# comment nettoyer /usr/local/bin



## cv21 (29 Novembre 2015)

Bonjour à tous,

En recherchant des solutions ffmpeg, python et compagnie je viens de voir via le terminal que /usr/local/bin est un peu fouillis.
Exemples, ça sent le doublon:
pydoc3, pydoc3.5,python3-32,python3.5m,pip, pip2,pip2.7,pip3,pip3.5...idle3, idle3.5.

Comment faire pour retirer ceux dont je suis sûr qu'ils sont inutiles sans oublier les dépendances?

Voilà ou j'en suis dans mes recherches : 
Pour voir à quoi cela correspondent:
-whatis me permet de voir le descriptif 
(par exemple ffmpeg - ffmpeg video converter, malheureusement il n'y a pas toujours un descriptif clair)

Pour désinstaller les packages en revanche, je rame d'ou cette question.
-pour linux : dpkg -r  truc (pour Debian), rpm -e truc (redhat)  et pour osx capitan ?

Si par exemple, il est plus simple de désinstaller complètement pip et python pour ensuite les réinstaller de façon plus maitrisée cela me convient. Merci !


----------



## Deleted member 1099514 (29 Novembre 2015)

Salut

Je pense qu'il serait plus judicieux de tout désinstaller et réinstaller proprement.

@+


----------



## bompi (29 Novembre 2015)

Si tu as des choses installées dans */usr/local/bin*, elles sont venues par des paquetages que tu as installés qui ne viennent pas de chez Apple, ou alors par des programmes que tu as compilés toi-même ou installés avec, par exemple, Homebrew.

Il te faudrait donc déjà recenser ce que tu as installé et faire le tri.


----------



## Omby.Rakoto (30 Novembre 2015)

Je rejoins bompi, si tu as installé quelque chose (je parle d'un Os puis d'extension), il convient de savoir quoi puis de faire un tri pas après pas.
Sinon ben ... man rm et/ou man find ...


----------



## cv21 (1 Décembre 2015)

La réponse est tardive : merci à vous trois pour vos suggestions qui ne tombent pas forcement sous le sens dans mon cas !

Effectivement, à "jouer" du terminal sans maitriser, j'ai fini par vraiment ne plus rien comprendre.
Donc, si je résume avec mes mots j'ai 2 "gestionnaires de packages" : homebrew et pip.

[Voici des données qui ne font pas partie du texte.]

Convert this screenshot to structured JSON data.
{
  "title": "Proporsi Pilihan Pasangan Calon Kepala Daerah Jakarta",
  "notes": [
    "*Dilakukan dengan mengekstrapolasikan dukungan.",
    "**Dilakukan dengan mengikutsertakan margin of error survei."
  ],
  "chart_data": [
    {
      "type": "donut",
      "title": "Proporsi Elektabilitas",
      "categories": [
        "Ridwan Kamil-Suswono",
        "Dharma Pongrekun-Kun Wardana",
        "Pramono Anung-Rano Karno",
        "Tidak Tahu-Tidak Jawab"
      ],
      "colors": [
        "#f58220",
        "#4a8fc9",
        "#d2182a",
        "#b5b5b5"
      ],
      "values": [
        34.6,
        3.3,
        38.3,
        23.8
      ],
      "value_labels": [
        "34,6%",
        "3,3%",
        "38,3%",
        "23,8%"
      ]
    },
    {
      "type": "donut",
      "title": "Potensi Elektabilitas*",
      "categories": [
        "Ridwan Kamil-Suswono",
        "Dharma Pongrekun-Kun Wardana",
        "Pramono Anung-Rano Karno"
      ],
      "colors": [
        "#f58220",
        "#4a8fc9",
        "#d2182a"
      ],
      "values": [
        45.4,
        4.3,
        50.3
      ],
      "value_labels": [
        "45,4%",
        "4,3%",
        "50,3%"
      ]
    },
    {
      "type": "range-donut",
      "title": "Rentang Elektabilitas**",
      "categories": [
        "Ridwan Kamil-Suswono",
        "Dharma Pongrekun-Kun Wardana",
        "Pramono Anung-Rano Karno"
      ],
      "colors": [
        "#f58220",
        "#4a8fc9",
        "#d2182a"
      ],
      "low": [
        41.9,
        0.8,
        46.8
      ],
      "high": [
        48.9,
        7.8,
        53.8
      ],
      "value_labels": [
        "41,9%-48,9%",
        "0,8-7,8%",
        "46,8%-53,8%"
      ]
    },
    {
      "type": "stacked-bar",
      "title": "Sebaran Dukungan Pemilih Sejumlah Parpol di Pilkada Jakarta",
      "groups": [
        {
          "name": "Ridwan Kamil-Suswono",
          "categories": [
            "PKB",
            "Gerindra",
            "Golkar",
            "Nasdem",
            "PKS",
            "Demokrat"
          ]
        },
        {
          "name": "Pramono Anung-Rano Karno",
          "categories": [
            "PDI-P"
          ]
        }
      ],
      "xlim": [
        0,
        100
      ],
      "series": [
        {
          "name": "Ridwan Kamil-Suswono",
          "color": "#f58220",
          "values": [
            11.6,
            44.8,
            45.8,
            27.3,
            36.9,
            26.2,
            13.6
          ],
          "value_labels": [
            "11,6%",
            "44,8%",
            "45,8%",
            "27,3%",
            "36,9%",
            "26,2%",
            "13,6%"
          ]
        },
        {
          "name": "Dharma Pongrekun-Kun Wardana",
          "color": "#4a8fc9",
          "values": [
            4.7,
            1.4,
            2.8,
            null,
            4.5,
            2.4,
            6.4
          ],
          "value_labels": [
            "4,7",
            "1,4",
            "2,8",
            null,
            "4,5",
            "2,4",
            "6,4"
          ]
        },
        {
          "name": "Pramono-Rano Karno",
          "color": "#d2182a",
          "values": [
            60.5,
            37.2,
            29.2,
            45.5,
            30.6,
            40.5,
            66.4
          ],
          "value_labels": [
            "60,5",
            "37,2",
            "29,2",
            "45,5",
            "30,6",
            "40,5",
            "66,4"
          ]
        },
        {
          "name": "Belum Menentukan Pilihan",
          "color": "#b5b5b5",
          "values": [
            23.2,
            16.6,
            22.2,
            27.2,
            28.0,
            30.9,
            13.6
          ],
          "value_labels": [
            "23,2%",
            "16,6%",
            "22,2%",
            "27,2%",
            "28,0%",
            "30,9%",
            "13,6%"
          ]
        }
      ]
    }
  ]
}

Côté homebrew, je suis "satisfait" car les installations correspondent à mes attentes. Seul un warning sur python devrait être résolu une fois le ménage fait. Côté pip, ben justement, j'ai fait n'importe quoi: du pip, pip2, pip2.7, pip3, pip3.5.

Si ça peut aider d'autres qui lisent ce post (en ouvrant le terminal) :
'brew list'  et 'pip list'  permettent de lister les contenus installés.
'brew doctor' et ses 'warning' m'ont permis de faire des mises à jour et constater que je ne sais pas où sont "mes pythons" )

Grâce à vos conseils, je suis parti dans la direction de garder un pip et homebrew.
Les commandes saisies:
pip3.5 list     (pour afficher les éléments, 2 dans mon cas, alors que pip pip2 en compte une quinzaine...)
pip3.5 uninstall LeNomElement     (fois 2)
puis une fois qu'il n'y a plus rien
rm pip3.5
et hop ! celui-ci a disparu. 

Je ne vais pas tous les faire au moment ou j'écris ce message, cependant cela semble la bonne voie, merci à vous encore une fois !


----------